As for the minimum deposit requirement it is set at 10 USD and that looks fine.

How does the scam work?

If you have ever wondered how so many people get scammed – currently investment scams reach 1 million pounds a day in the UK alone – you should bear in mind that scammers are highly organized and do not spare resources fore their clandestine operations. They employ call centers, known as boiler rooms in places like the Philippines and Eastern Europe, as well as robo scam websites like Bitcoin Profit and Brexit Trader, where you will be greeted by some unrealistic offer for fast and easy returns with a minimum investment, and no risk at all. And if you get hooked and leave them your e-mail and phone, instantly you will be transferred to the web page of a unregulated scam broker, where finally you will be asked for an initial deposit of about 250 USD.

Scammers however will aim to squeeze you out of as much cash as they can, so their first step will be to manipulate your trading account – it will seem like you are making a lot of money and pretty soon your initial 250 USD will grow well over 500 USD. And you will be getting lots of phone calls as well. It will be your “senior account manager”, who basically will be saying that if you really want to make some real cash, you will definitely have to invest more – like at least 10 000 USD or even more.

And chances are that at this point you will be willing to invest that kind of money without realizing you have been scammed until the very moment you decide to withdraw some of your funds. Than, all of a sudden it will turn out you are not allowed to withdraw, because of the trading bonus you have so carelessly accepted and the minimum trade volume requirement, it is linked to. But even if you reach that minimum trade volume requirement, you can be sure that scammers will find another pretext to refuse to pay you.

What to do if scammed?

Your only plausible chance to get your deposit back is to file for a charge back with your credit card company. Fortunately both VISA and MasterCard will allow you to do that within 540 days – that is according to their new anti scam policy.
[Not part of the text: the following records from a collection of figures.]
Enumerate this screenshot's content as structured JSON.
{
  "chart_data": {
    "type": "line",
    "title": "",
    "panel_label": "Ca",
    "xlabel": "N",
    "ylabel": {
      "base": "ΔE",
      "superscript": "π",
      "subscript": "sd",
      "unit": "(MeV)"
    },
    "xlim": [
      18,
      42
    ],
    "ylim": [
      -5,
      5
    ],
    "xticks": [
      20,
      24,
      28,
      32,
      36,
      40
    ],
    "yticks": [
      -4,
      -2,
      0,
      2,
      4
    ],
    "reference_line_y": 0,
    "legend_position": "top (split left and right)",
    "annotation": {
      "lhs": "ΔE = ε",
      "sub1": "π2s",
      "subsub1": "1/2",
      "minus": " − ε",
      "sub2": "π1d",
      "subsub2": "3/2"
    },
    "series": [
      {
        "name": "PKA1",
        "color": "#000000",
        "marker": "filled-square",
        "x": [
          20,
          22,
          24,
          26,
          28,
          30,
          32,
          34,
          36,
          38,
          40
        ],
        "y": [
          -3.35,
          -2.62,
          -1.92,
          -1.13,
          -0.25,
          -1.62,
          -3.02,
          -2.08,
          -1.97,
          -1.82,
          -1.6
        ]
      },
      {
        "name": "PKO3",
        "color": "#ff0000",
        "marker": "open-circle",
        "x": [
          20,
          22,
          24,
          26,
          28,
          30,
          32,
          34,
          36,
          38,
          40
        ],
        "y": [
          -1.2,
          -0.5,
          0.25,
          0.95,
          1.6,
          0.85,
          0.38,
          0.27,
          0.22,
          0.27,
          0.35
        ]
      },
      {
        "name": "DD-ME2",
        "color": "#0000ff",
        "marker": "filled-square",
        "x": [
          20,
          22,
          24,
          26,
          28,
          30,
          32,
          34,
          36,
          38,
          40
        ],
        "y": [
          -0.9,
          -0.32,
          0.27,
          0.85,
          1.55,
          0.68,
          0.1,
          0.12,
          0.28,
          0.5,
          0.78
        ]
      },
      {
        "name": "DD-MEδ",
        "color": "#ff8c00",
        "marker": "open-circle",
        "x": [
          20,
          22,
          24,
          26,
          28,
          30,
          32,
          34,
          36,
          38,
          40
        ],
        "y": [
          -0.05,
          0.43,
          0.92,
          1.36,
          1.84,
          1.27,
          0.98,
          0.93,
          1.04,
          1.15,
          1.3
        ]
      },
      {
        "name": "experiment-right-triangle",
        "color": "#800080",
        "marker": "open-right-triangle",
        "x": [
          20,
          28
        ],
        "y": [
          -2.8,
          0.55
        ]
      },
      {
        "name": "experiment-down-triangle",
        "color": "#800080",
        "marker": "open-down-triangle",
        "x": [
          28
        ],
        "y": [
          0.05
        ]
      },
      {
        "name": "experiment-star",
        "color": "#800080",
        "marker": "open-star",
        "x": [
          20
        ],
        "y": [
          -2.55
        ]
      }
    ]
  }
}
And if somehow scammers have tricked you to install TeamViewer, or to tell them your credit card number and online banking password, immediately delete the program, change the password and block your credit card.

And one final note. If you are approached by the so called recovery agencies, do not trust them. They will not recover you a single penny, but simply will charge you with some payments in advance, basically scamming you a second time.